Kenny and I do our interview in a pre-record studio, but this is strictly a back-up. The handovers between presenters when shows come to an end are extraordinarily fast – they are hot-seating it.

He is wearing a blue suit jacket, white shirt with coloured button detail, blue trousers and tan boots with a square heel. He looks like a disc jockey, which of course he once was.

Team O’Rourke

O’Rourke looks like a woodwork teacher; his father was a teacher. His pre-recorded interview is with the TD Clare Daly. He has, as I have always suspected, an anarchic attitude to hitting the news on time. “Will we crash it by a minute?” he says of the 11am news. In the studio behind him, Justin Bieber’s arrest for drunk driving is rolling out all morning on Sky News, but it is not mentioned on O’Rourke’s programme.

Valerie Cox does a vivid report from the Family Law Courts. The team at the sound desk goes “whoa” collectively as Cox tells O’Rourke how a mother’s unflattering texts about her son’s girlfriend were read out in court.

Of the changeover, a member of O’Rourke’s team says “it was difficult, but now it’s fine”.

“Are there any aul’ texts out there at all?” says O’Rourke. He loves his new team. He used to curse them when he worked on News at One, he says, because they would hoover up all the good stories of the day. “Now I see why I got cleaned out so often.”
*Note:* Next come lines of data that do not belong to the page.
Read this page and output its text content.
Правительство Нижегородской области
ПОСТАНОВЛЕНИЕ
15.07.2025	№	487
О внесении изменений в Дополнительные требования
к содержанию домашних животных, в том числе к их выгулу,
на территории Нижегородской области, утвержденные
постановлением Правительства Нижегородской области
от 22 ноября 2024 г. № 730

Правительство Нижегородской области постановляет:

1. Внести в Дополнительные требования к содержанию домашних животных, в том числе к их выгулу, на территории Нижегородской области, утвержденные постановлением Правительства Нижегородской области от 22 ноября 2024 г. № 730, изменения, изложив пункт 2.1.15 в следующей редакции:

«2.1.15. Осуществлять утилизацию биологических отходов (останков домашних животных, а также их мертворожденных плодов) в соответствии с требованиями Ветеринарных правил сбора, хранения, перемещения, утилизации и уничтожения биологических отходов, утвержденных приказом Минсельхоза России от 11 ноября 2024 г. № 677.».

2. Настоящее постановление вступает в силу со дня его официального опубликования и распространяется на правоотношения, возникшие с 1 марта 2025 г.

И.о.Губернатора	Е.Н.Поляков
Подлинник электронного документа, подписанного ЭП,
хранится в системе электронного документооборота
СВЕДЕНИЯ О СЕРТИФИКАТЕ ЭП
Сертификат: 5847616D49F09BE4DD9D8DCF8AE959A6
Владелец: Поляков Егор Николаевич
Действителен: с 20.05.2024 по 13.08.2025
His most recent triumph was getting John Tierney of Irish Water to disclose how much the new company was spending on consultants. “I would think that was a triumph for the old dog for the hard road,” he says. “And in fairness, John Tierney didn’t put his foot in it. He just gave the information that had been withheld, not by him, but by officials in the Department of the Environment. You make those moments of luck.”

He shows me his folder – which looks decidedly home-made – where he numbers all the stories for a programme from one to 10. “I’m much more organised on this programme,” he says. “Partly because I can be, partly because I have to be.” He claims, “although Caroline [Murphy, his wife] would dispute this”, that he makes dinner half the time. He is bubbling.

“Gay Byrne said the first 38 years are the worst,” says O’Rourke. “Gay Byrne was very good. I resisted the temptation to phone him up. He has enough people being a pain in the arse. But I still want to.”

Kenny is kinder than the stereotype of him allows – “the best person I’ve ever worked with,” says one experienced radio hand.

O’Rourke has always been the stiletto in a sweater, sharp while looking woolly. “Oh two grey men competing, eight years between them,” he says, quoting something I said on television the day the two new programmes started in September last year. I don’t apologise, nor does he expect me to.